I recently had my first dinner party for people I had met since moving to my town, which is one of Warnick's suggestions. She writes about having neighbors over for dinner as if it's a rather commonplace suggestion, but for people in the millennial generation, I don't think dinner with near-strangers in one's home is common. I spent the day cooking and cleaning, getting the house ready for these people, who I'd met everywhere from political campaign meetings to restaurants to the local community garden. About 20 minutes from the start of the event, I nearly broke down to my husband — one of the most social people who was supposed to be attending — had a conflict. I was terrified, in a real but very first-world-problem kind of way, that people would have a terrible time and would not connect at all. I wanted to cancel.

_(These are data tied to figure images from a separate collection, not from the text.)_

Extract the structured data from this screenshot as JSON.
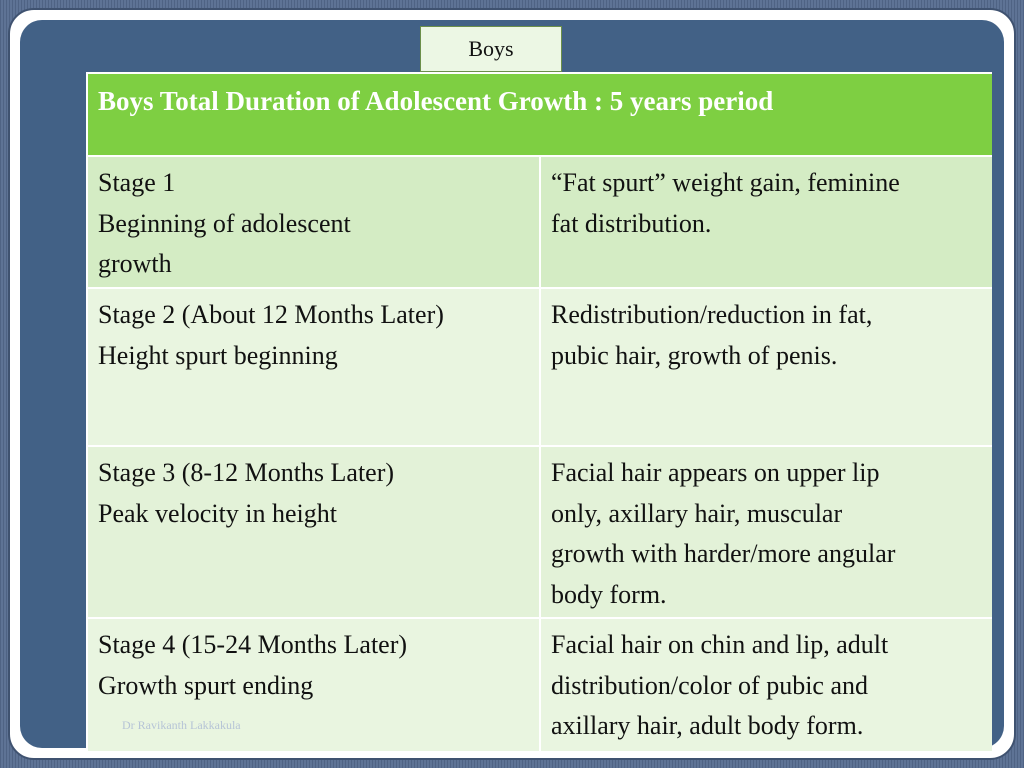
{
  "tab": {
    "label": "Boys"
  },
  "table": {
    "header": "Boys Total Duration of Adolescent Growth :  5 years period",
    "rows": [
      {
        "stage": [
          "Stage 1",
          "Beginning of adolescent",
          "growth"
        ],
        "description": [
          "“Fat spurt” weight gain, feminine",
          "fat distribution."
        ]
      },
      {
        "stage": [
          "Stage 2 (About 12 Months Later)",
          "Height spurt beginning"
        ],
        "description": [
          "Redistribution/reduction in fat,",
          "pubic hair, growth of penis."
        ]
      },
      {
        "stage": [
          "Stage 3 (8-12 Months Later)",
          "Peak velocity in height"
        ],
        "description": [
          "Facial hair appears on upper lip",
          "only, axillary hair, muscular",
          "growth with harder/more angular",
          "body form."
        ]
      },
      {
        "stage": [
          "Stage 4 (15-24 Months Later)",
          "Growth spurt ending"
        ],
        "description": [
          "Facial hair on chin and lip, adult",
          "distribution/color of pubic and",
          "axillary hair, adult body form."
        ]
      }
    ]
  },
  "watermark": "Dr Ravikanth Lakkakula",
  "colors": {
    "header_green": "#7ecf42",
    "cell_light_green": "#d4ecc4",
    "cell_pale_green": "#e9f5e0",
    "frame_blue": "#426186"
  }
}
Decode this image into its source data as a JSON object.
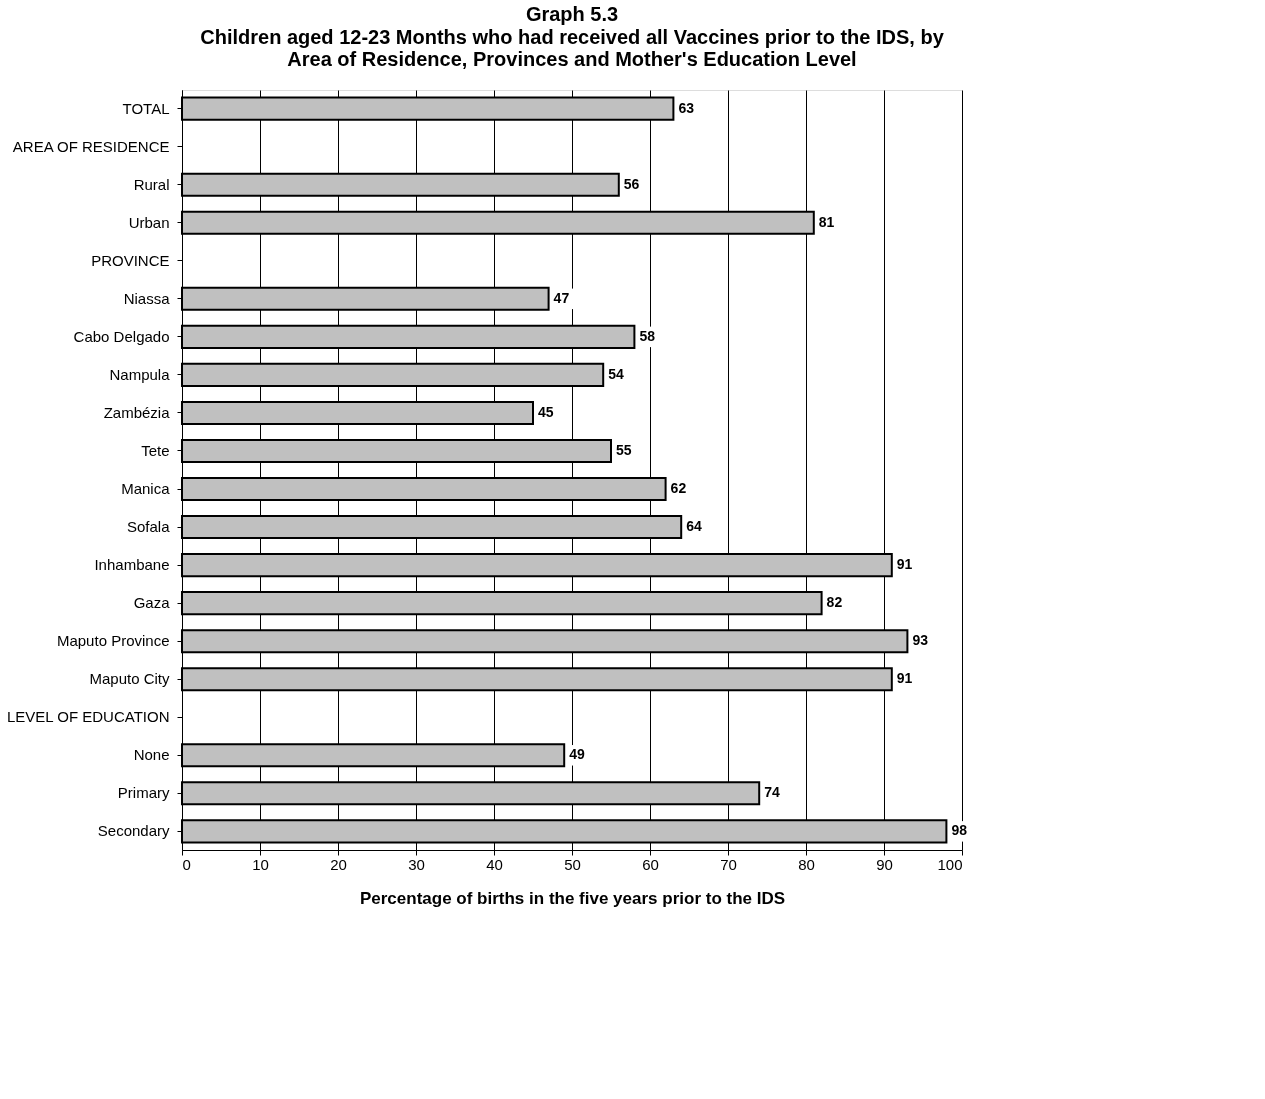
{
  "chart_data": {
    "type": "bar",
    "orientation": "horizontal",
    "title": "Graph 5.3",
    "subtitle": "Children aged 12-23 Months who had received all Vaccines prior to the IDS, by Area of Residence, Provinces and Mother's Education Level",
    "xlabel": "Percentage of births in the five years prior to the IDS",
    "categories": [
      "TOTAL",
      "AREA OF RESIDENCE",
      "Rural",
      "Urban",
      "PROVINCE",
      "Niassa",
      "Cabo Delgado",
      "Nampula",
      "Zambézia",
      "Tete",
      "Manica",
      "Sofala",
      "Inhambane",
      "Gaza",
      "Maputo Province",
      "Maputo City",
      "LEVEL OF EDUCATION",
      "None",
      "Primary",
      "Secondary"
    ],
    "values": [
      63,
      null,
      56,
      81,
      null,
      47,
      58,
      54,
      45,
      55,
      62,
      64,
      91,
      82,
      93,
      91,
      null,
      49,
      74,
      98
    ],
    "color": "#c0c0c0",
    "xlim": [
      0,
      100
    ],
    "xticks": [
      0,
      10,
      20,
      30,
      40,
      50,
      60,
      70,
      80,
      90,
      100
    ],
    "grid": "x",
    "data_labels": true
  }
}
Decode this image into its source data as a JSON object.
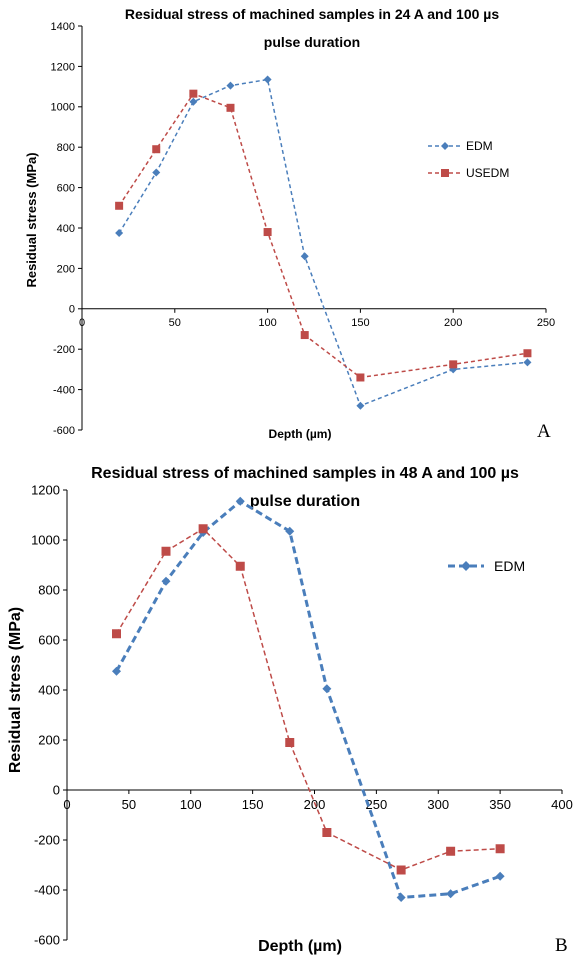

Luckily, it was too late to cancel. So, in an attempt to save face, I also managed to have a wonderful party. The people who came seemed happy to have a place to discuss things they loved: our city came up a lot, but so did having dogs, and how people met and fell in love, and favorite kinds of food and upcoming business ventures. I tried to hold on to the feeling that I had when everyone had gone home and the house was fairly empty again: it was the feeling of belonging just as elusive and explosive as Warnick makes it out to be.
Warnick references a friend whose philosophy in a new town is to "show up to everything; talk to everyone." There's a certain amount of privilege inherit in this advice, and it isn't realistic for everyone. I admire anyone who is able to take it to heart and does so, but I am especially proud to be carrying it out in a town full of people whose experiences and lives do not mirror my own. It's a small kind of courage, but little victories, like the dinner party, make me think I can get to where Warnick is at the end of the book: still occasionally fatigued with the effort it takes to be place-attached, but feeling settled all the same.